Well, solutions do exist (if p=5, m=2 n=1). Interestingly, this disproves your m is odd claim (which seemed, well... odd to me, considering m+1 would always be even then).

 

[mr200backstrok]

how is m always odd?

$$(p-1)(p^n+1)=4m(m+1)$$

if p is odd, then p - 1 is even. since p^n is always odd (i checked it using a C++ program :) ), then the expression p^n - 1 is even. even times even is even. so, in order for the whole thing to be equal, the right side must be even. if you put m as even, then you get (even)*(odd) which equals even.If you put m as odd, then you still get an even right side.

 

[ramsey2879]

Well, solutions do exist (if p=5, m=2 n=1). Interestingly, this disproves your m is odd claim (which seemed, well... odd to me, considering m+1 would always be even then).

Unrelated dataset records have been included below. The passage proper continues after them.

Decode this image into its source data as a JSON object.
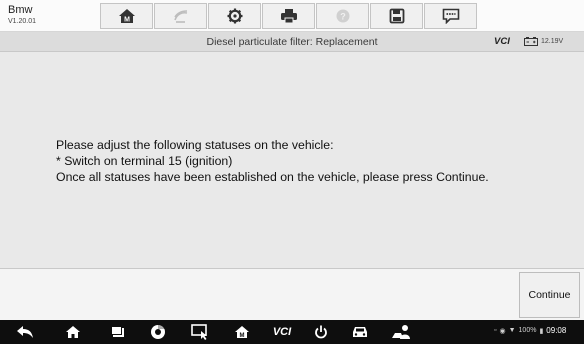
{
  "app": {
    "name": "Bmw",
    "version": "V1.20.01"
  },
  "toolbar": {
    "buttons": [
      {
        "icon": "home-icon"
      },
      {
        "icon": "vehicle-swap-icon"
      },
      {
        "icon": "gear-icon"
      },
      {
        "icon": "print-icon"
      },
      {
        "icon": "help-icon"
      },
      {
        "icon": "save-icon"
      },
      {
        "icon": "data-logging-icon"
      }
    ]
  },
  "header": {
    "title": "Diesel particulate filter: Replacement",
    "vci_label": "VCI",
    "voltage": "12.19V"
  },
  "message": {
    "lines": [
      "Please adjust the following statuses on the vehicle:",
      "* Switch on terminal 15 (ignition)",
      "Once all statuses have been established on the vehicle, please press Continue."
    ]
  },
  "actions": {
    "continue_label": "Continue"
  },
  "navbar": {
    "icons": [
      "back-icon",
      "home-icon",
      "recent-apps-icon",
      "browser-icon",
      "screenshot-icon",
      "shop-home-icon",
      "vci-icon",
      "power-icon",
      "car-icon",
      "mechanic-icon"
    ],
    "vci_text": "VCI",
    "battery": "100%",
    "time": "09:08"
  },
  "colors": {
    "toolbar_bg": "#fbfbfb",
    "subbar_bg": "#dcdcdc",
    "content_bg": "#e9e9e9",
    "navbar_bg": "#0e0e0e"
  }
}
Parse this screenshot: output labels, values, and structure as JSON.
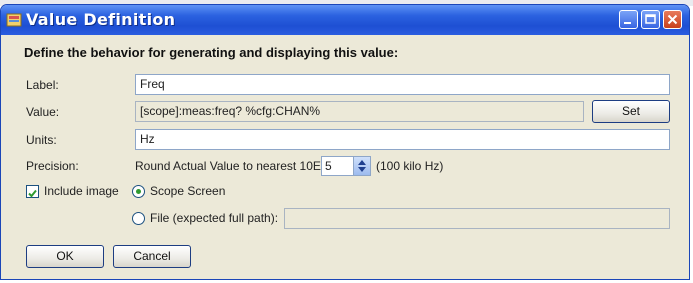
{
  "window": {
    "title": "Value Definition"
  },
  "heading": "Define the behavior for generating and displaying this value:",
  "label": {
    "caption": "Label:",
    "value": "Freq"
  },
  "value": {
    "caption": "Value:",
    "value": "[scope]:meas:freq? %cfg:CHAN%",
    "set_label": "Set"
  },
  "units": {
    "caption": "Units:",
    "value": "Hz"
  },
  "precision": {
    "caption": "Precision:",
    "text": "Round Actual Value to nearest 10E",
    "value": "5",
    "hint": "(100 kilo Hz)"
  },
  "include_image": {
    "label": "Include image",
    "checked": true
  },
  "options": {
    "scope_screen": {
      "label": "Scope Screen",
      "selected": true
    },
    "file": {
      "label": "File (expected full path):",
      "selected": false,
      "value": ""
    }
  },
  "buttons": {
    "ok": "OK",
    "cancel": "Cancel"
  },
  "icons": {
    "app": "app-icon",
    "minimize": "minimize-icon",
    "maximize": "maximize-icon",
    "close": "close-icon",
    "spinner": "spinner-arrows-icon"
  },
  "colors": {
    "titlebar": "#2b62e0",
    "dialog_bg": "#ece9d8",
    "close": "#c8401c",
    "radio_dot": "#2f9a2f",
    "check": "#2f9a2f"
  }
}
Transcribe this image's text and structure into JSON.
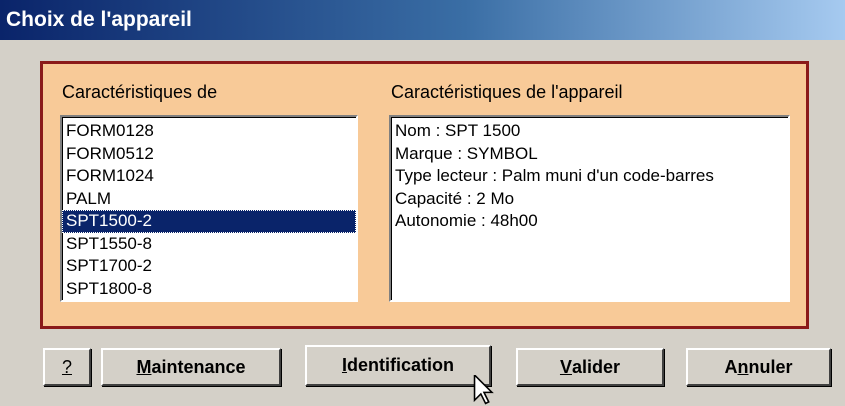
{
  "window": {
    "title": "Choix de l'appareil"
  },
  "left_panel": {
    "label": "Caractéristiques de",
    "devices": [
      "FORM0128",
      "FORM0512",
      "FORM1024",
      "PALM",
      "SPT1500-2",
      "SPT1550-8",
      "SPT1700-2",
      "SPT1800-8"
    ],
    "selected": "SPT1500-2"
  },
  "right_panel": {
    "label": "Caractéristiques de l'appareil",
    "lines": [
      "Nom : SPT 1500",
      "Marque : SYMBOL",
      "Type lecteur : Palm muni d'un code-barres",
      "Capacité : 2 Mo",
      "Autonomie : 48h00"
    ]
  },
  "buttons": {
    "help": {
      "label": "?"
    },
    "maintenance": {
      "accel": "M",
      "rest": "aintenance"
    },
    "identification": {
      "accel": "I",
      "rest": "dentification"
    },
    "valider": {
      "accel": "V",
      "rest": "alider"
    },
    "annuler": {
      "pre": "A",
      "accel": "n",
      "rest": "nuler"
    }
  },
  "icons": {
    "cursor": "arrow-cursor-icon"
  }
}
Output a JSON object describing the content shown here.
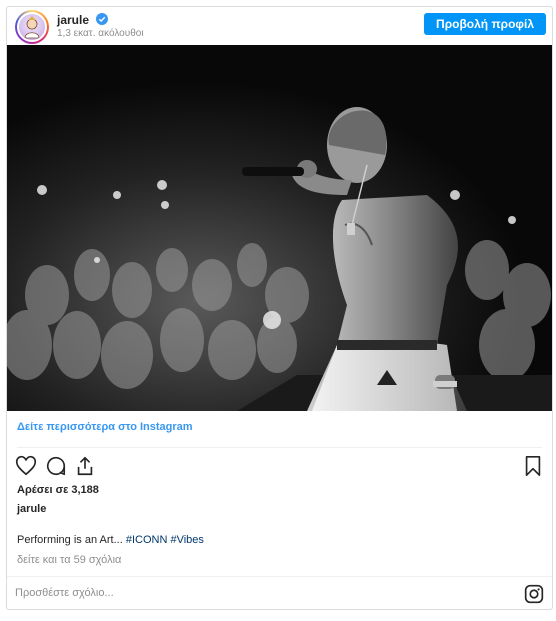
{
  "header": {
    "username": "jarule",
    "followers": "1,3 εκατ. ακόλουθοι",
    "view_profile_button": "Προβολή προφίλ"
  },
  "post": {
    "see_more_link": "Δείτε περισσότερα στο Instagram",
    "likes": "Αρέσει σε 3,188",
    "owner": "jarule",
    "caption_text": "Performing is an Art... ",
    "caption_tags": "#ICONN #Vibes",
    "view_comments": "δείτε και τα 59 σχόλια",
    "comment_placeholder": "Προσθέστε σχόλιο..."
  },
  "icons": [
    "verified-badge-icon",
    "heart-icon",
    "comment-icon",
    "share-icon",
    "bookmark-icon",
    "instagram-icon"
  ],
  "colors": {
    "accent": "#0095f6",
    "link": "#3897f0",
    "text": "#262626",
    "muted": "#8e8e8e"
  }
}
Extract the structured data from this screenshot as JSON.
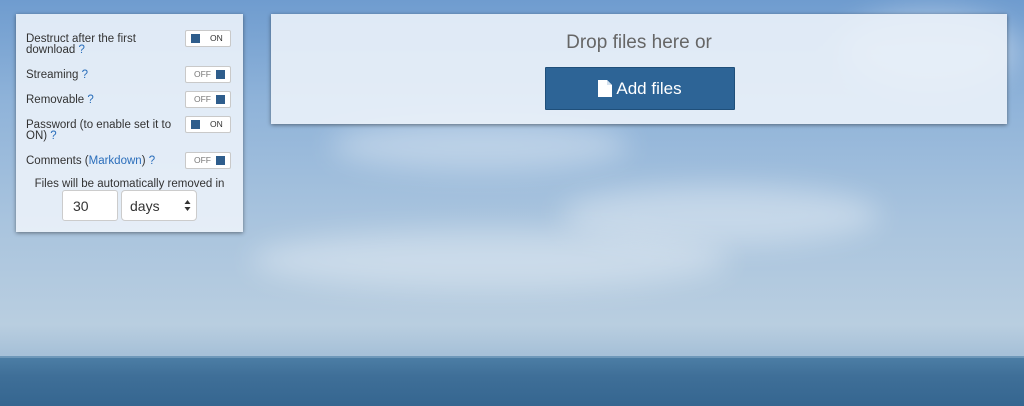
{
  "options": {
    "destruct": {
      "label": "Destruct after the first download",
      "help": "?",
      "toggle": "ON"
    },
    "streaming": {
      "label": "Streaming",
      "help": "?",
      "toggle": "OFF"
    },
    "removable": {
      "label": "Removable",
      "help": "?",
      "toggle": "OFF"
    },
    "password": {
      "label": "Password (to enable set it to ON)",
      "help": "?",
      "toggle": "ON"
    },
    "comments": {
      "label_before": "Comments (",
      "link": "Markdown",
      "label_after": ")",
      "help": "?",
      "toggle": "OFF"
    },
    "expiration": {
      "text": "Files will be automatically removed in",
      "value": "30",
      "unit": "days"
    }
  },
  "dropzone": {
    "text": "Drop files here or",
    "button_label": "Add files"
  },
  "icons": {
    "add_files": "file-icon",
    "select": "chevron-up-down-icon"
  },
  "colors": {
    "button": "#2d6496",
    "toggle_square": "#2e5d8c",
    "help_link": "#2a6ebb"
  }
}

I sometimes wonder whether the poster is playing games with his posts. Anyway, a solution for every odd prime is n = 1 and m = (p-1)/2 so m can be both odd or even. In fact this solution works for every odd composite p as well, but that is precluded in the statement of the problem.

 

[Gib Z]

Jesus Christ..sorry I haven't replied guys But I worked out the full solution in case anyones interested :)

$$(p-1)(p^n+1)=4m(m+1)$$
$$p^{n+1}-p^n+p = 4m(m+1) + 1 = (2m+1)^2$$

Let k be some odd number, since of the form 2m+1

$$]p^{n+1}-p^n+p=k^2$$

For n=1, solving for m gives the solution given by ramsey. For n > 1, assume it has solutions. Then P divides K. Then divide both sides by p^2. That gives p^(n-1) - p^(n-3) + 1/(p) = k^2/(p^2) = (k/p)^2

Since it is implied P divides k, the RHS should be an integer, but the LHS is not. Done.